Beloved Brockway cheerfully informed Wales Today viewers that a "Spring storm was on its way."

And sure enough, I sat in the office looking out of a rain-streaked window as trees bent in persistent gales, and hail - which I'm sure isn't a sign of Spring - came down sideways.

No one can stay mad at Derek Brockway

As my colleagues and I did that wonderfully British thing of commenting on the weather every half hour or so, at no point did I question my planned run.

I have committed myself to doing a 10K race this year and I have a lot to do. My fitness levels have dropped and I need to build up my strength - and my discipline. I've done my moping and a little rain can't get in the way.

Besides, running in the rain can feel hugely liberating.

So I crawled along the M4 on my way home, peering through swathes of rain and road-spray.
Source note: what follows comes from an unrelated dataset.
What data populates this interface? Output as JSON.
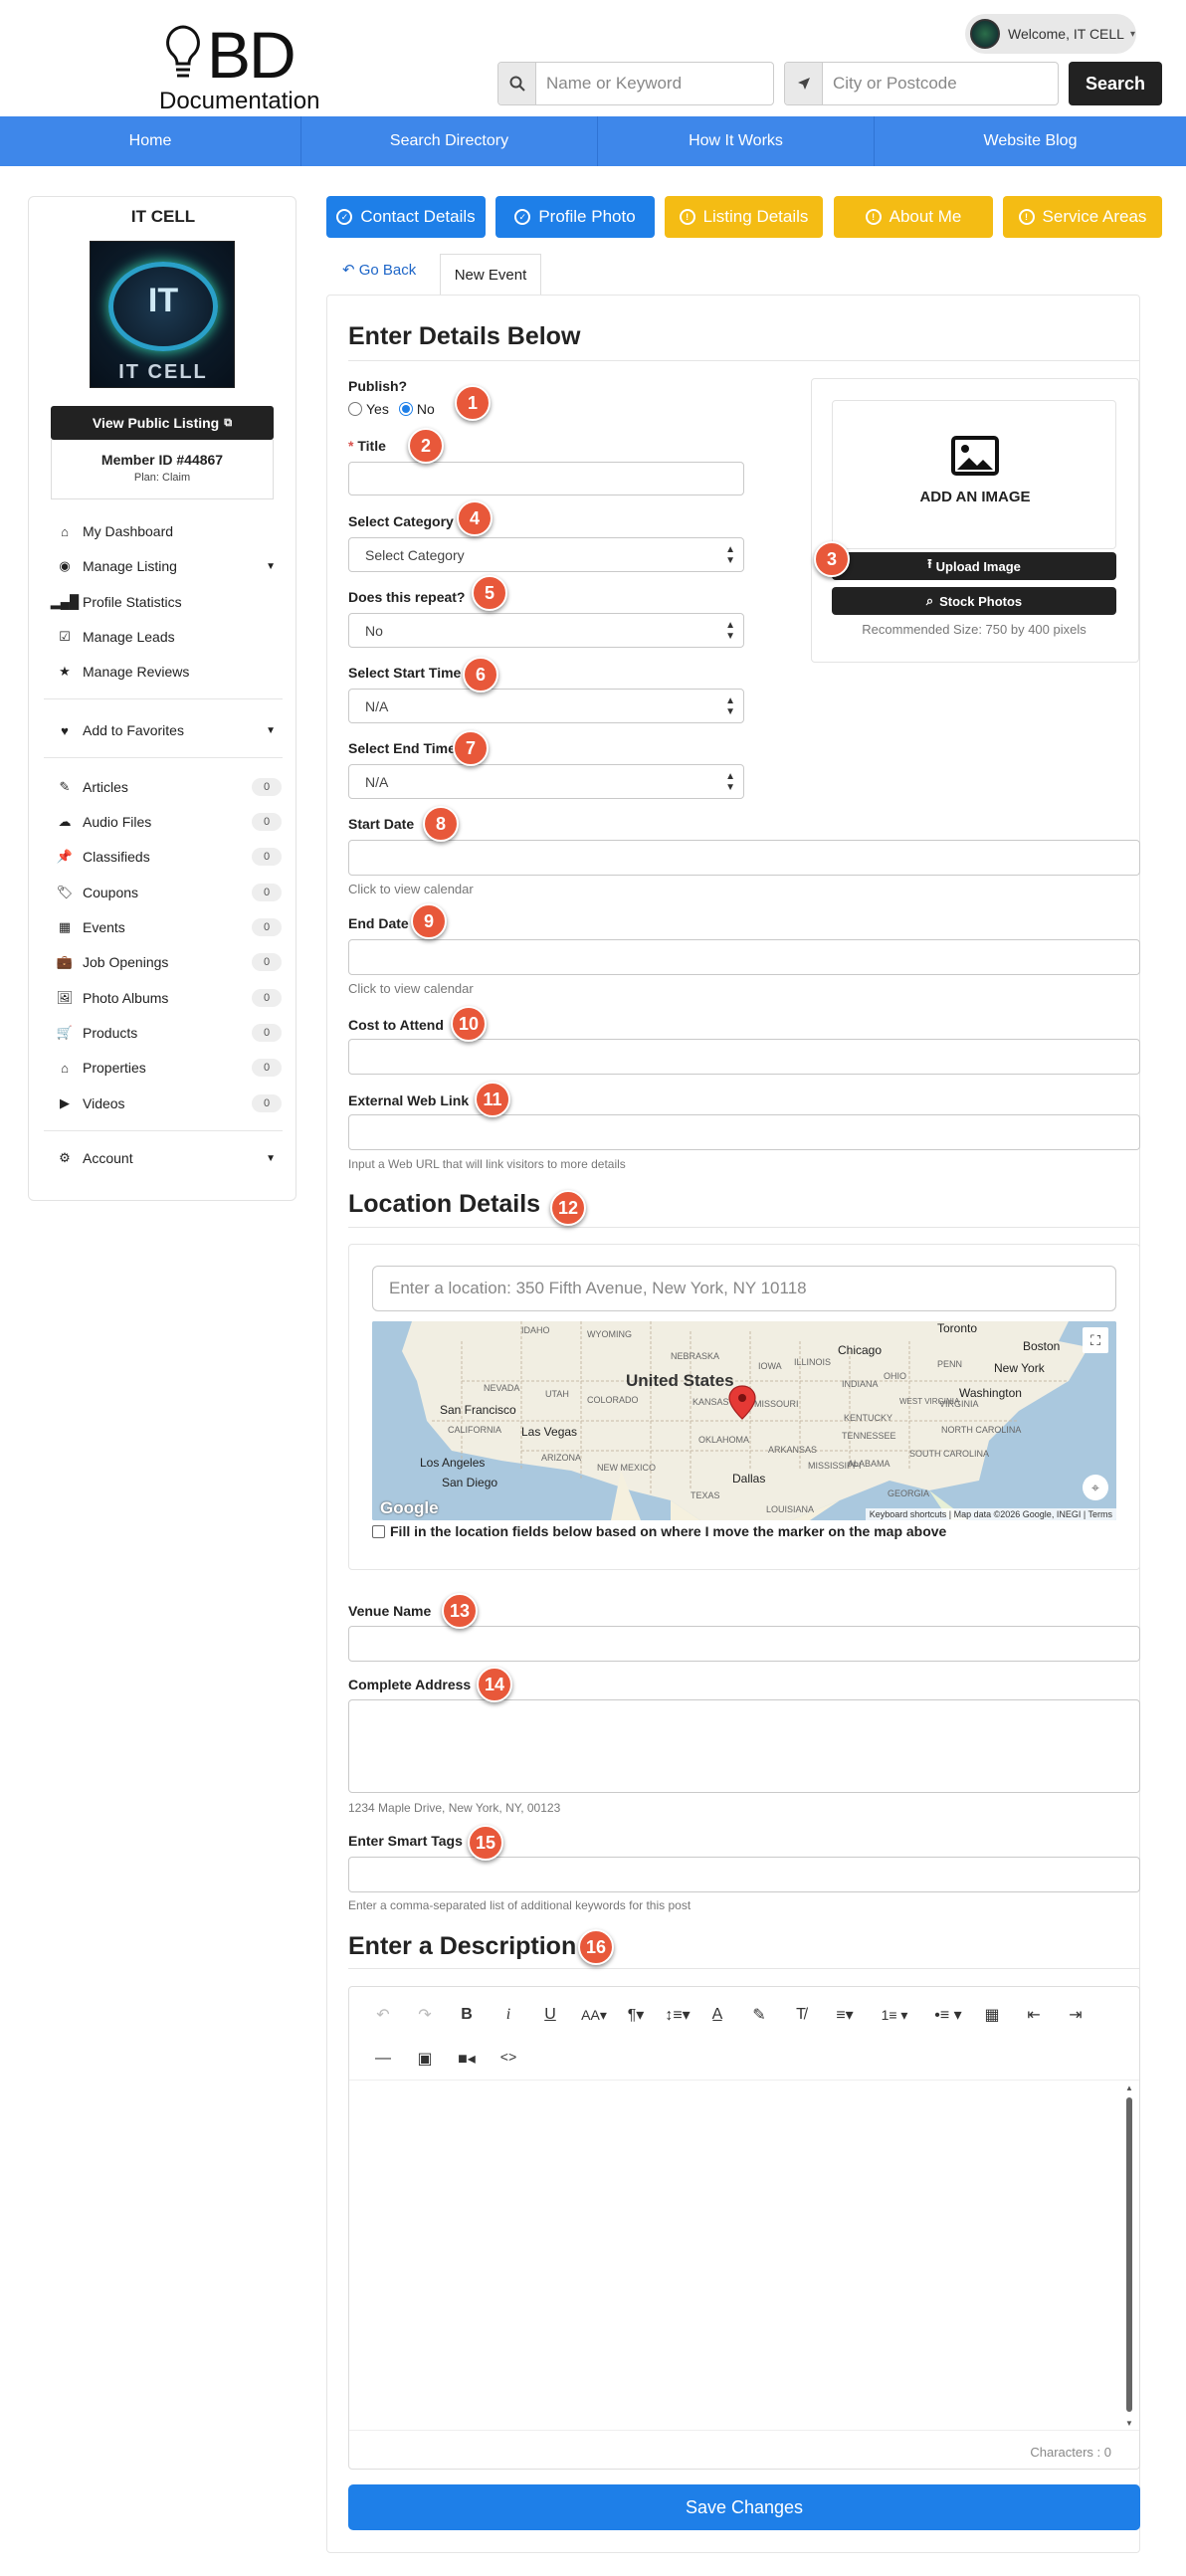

I got through the front door, walked passed the inviting sofa and I changed into my running gear.

I had left my Berghaus jacket at my boyfriend's flat, so there was nothing else for it: I was going to get well and truly drenched. Just embrace it.

And I did. I took the river path, which was high enough to be safe from floods, but was nevertheless both terrifying and fascinating. It had swollen by several feet and churned and raged. A fallen chunk of a tree rushed past and out of sight.

I took it easy. I was tired of monitoring pace and technique, and just... ran.

It's so easy to get wrapped up in expectation and think too much - namely about progress and how a run is turning out - when ultimately the best runs are the ones where you stop analysing and simply put one foot in front of the other. Again and again and again. No thinking required.

Surrendering can be hard and, sometimes, the more you try the more elusive it becomes. Other times, like during a refreshing, exciting run in a storm, it just comes to you.

And it's bliss.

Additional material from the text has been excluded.